Assholes knows exactly what kind of film it is. It is a self-referential and meta gross-out that exaggerates for the sake of exaggeration. When you learn that the people portraying his psychoanalyst parents in the film are Vack and Brown’s actual psychoanalyst parents, it gets even more disgusting since there are lingering sequences of their daughter, naked, getting her anus eaten. The fact that so much of Vack’s real family and their actual occupations are featured begs the question: what percent of this is non-fiction?

There are long and intimate closeups of Aaron’s herpe-encrusted penis and all manners of stomach-turning fecal imagery.

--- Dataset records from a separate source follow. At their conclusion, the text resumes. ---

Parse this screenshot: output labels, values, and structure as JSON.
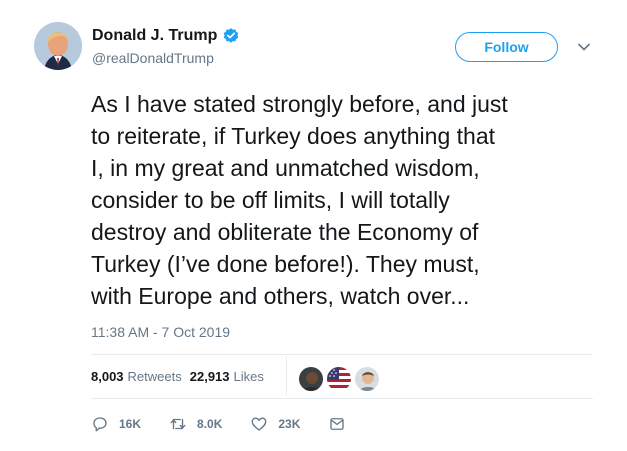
{
  "author": {
    "name": "Donald J. Trump",
    "handle": "@realDonaldTrump",
    "verified": true,
    "avatar": "avatar-icon"
  },
  "follow_label": "Follow",
  "tweet": {
    "text": "As I have stated strongly before, and just\nto reiterate, if Turkey does anything that\nI, in my great and unmatched wisdom,\nconsider to be off limits, I will totally\ndestroy and obliterate the Economy of\nTurkey (I’ve done before!). They must,\nwith Europe and others, watch over...",
    "timestamp": "11:38 AM - 7 Oct 2019"
  },
  "stats": {
    "retweets_count": "8,003",
    "retweets_label": "Retweets",
    "likes_count": "22,913",
    "likes_label": "Likes"
  },
  "liker_avatars": [
    "liker-avatar-1",
    "liker-avatar-flag",
    "liker-avatar-3"
  ],
  "actions": {
    "reply_count": "16K",
    "retweet_count": "8.0K",
    "like_count": "23K"
  },
  "colors": {
    "accent": "#1da1f2",
    "text": "#14171a",
    "secondary": "#657786",
    "divider": "#e6ecf0"
  }
}
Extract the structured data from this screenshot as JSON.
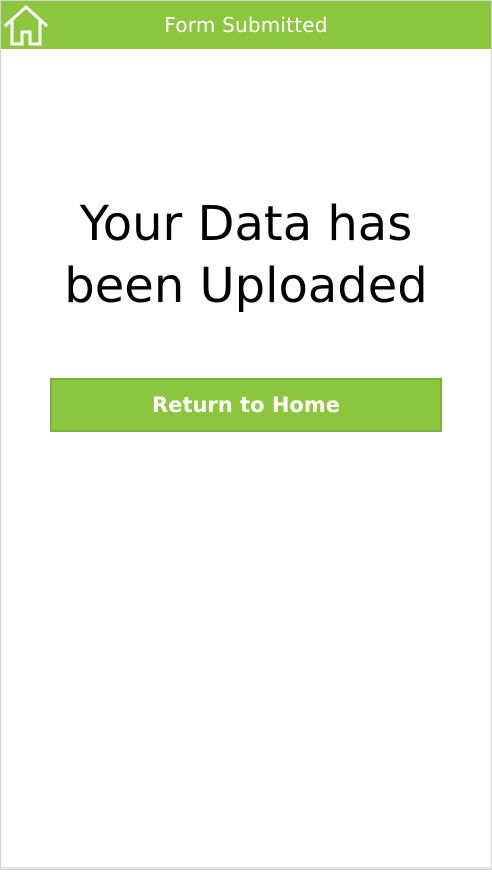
{
  "header": {
    "title": "Form Submitted",
    "home_icon": "home-icon"
  },
  "main": {
    "message": "Your Data has been Uploaded",
    "return_button_label": "Return to Home"
  },
  "colors": {
    "accent": "#8cc63f",
    "accent_border": "#7ab235",
    "text": "#000000",
    "header_text": "#ffffff"
  }
}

The scenes of Adah and Aaron, out of their minds on poppers in the streets of Manhattan are real and shot guerrilla-style; Aaron, without breaking character, narrowly escapes getting into physical altercations more than a few times, but people genuinely don’t want to touch him due to the overtly popper-rotten nose and sore-caked lips.

Assholes still.

Cinematographer Justin Zweifach jam-packs Assholes with various interesting angles and camera tricks, albeit sometimes pointlessly. For instance, when we meet Aaron, he is embroiled in a conversation with Adam and the camera is in a hallway, very slowly zooming out while panning in, creating a strange and disorienting effect that is famously used by Martin Scorsese in Goodfellas 1990 to signify that a relationship has changed or a life-altering event is happening. In Assholes, there is no such change. The technique is used either because of some space or equipment limitation or simply because Zweifach “knows how to do it.” It is a cool effect, to be sure, but usually it is accompanied by a climactic plot point. One could feasibly argue that the arbitrary employment of this effect is a further, more subtle example of Vack’s inclination to buck trends and thumb his nose at convention.

In summation, if one were ever in question of the direction their life is headed, the characters in Assholes are an affirmation that it could indeed get much worse. “Rock bottom” has never appeared on film with such scabby and nauseating clarity as it has in this psycho, sicko masterpiece. However, to view these depths of unabashed perversity in a non-porno flick is wildly entertaining and, therefore, CrypticRock awards the outlandishly disgusting Assholes 3 out of 5 stars.